Winner of the FC2 Catherine Doctorow Innovative Fiction Prize
A darkly comical horror lurks beneath the surface of everyday events
in Refrigerated Music for a Gleaming Woman, a seductively poetic story
collection of unusual brilliance and rare humor.
In Aimee Parkison's Refrigerated Music for a Gleaming Woman, lovers
find unexpected romance in cramped spaces, fast food addicts struggle
through cheeseburger addiction, and the splendor of nature competes with
the violence of television. All the while, a complicated and precarious
present dawns onto a new world where wealthy women wear children's eyes
as jewelry and those in need of money hawk their faces only to forever
mourn what parts of themselves they have sold to survive.
Open the refrigerator door. Inside are antique jars. Open them to hear
the music: Beethoven playing piano; slaves singing for freedom in
plantation fields; mothers humming lullabies through the night to
smallpox babies, knowing this song is the last sound their children will
ever hear.
As Stephen Graham Jones notes in his foreword to this prize-winning
collection, "The best books . . . fold you into a darkness sparkling
with life.
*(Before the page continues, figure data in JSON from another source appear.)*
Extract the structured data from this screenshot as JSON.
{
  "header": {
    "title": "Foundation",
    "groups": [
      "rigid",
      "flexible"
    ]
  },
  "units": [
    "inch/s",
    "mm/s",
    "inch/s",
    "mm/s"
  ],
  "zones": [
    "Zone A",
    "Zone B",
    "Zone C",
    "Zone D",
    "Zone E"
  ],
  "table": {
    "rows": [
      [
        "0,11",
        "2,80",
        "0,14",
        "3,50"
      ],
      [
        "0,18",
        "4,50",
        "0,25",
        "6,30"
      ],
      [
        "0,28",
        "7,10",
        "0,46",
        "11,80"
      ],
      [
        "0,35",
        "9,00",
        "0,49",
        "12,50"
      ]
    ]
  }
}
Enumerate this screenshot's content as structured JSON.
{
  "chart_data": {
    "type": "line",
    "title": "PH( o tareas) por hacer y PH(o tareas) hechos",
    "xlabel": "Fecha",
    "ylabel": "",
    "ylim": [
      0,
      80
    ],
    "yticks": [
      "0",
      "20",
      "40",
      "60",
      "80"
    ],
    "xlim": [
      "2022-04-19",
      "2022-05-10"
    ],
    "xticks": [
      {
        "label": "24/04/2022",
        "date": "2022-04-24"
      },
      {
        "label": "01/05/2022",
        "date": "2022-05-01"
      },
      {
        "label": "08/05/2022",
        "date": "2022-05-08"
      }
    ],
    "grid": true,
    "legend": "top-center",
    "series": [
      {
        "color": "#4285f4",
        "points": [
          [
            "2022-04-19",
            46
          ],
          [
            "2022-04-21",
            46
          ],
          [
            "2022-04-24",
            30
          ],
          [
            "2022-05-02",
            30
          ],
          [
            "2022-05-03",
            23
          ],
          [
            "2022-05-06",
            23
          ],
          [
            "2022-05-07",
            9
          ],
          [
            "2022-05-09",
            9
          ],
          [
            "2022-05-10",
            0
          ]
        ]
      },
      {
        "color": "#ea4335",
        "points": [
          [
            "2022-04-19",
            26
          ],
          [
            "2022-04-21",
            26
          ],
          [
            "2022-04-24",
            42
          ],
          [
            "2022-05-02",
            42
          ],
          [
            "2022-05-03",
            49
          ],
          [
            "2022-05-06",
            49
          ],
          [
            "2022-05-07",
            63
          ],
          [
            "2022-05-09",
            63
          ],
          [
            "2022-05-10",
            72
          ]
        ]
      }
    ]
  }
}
They lock you in the refrigerator but they also pipe in some
music that never repeats, and when the door starts to open, you cling
tight to it, so you can have just a few minutes more. This book, it'll
be over far too fast for you, yes. But even were it five times as thick
as it is now, it would still be too short. Remember, though, the best
books, they're loops. They never stop. This one still hasn't, for me."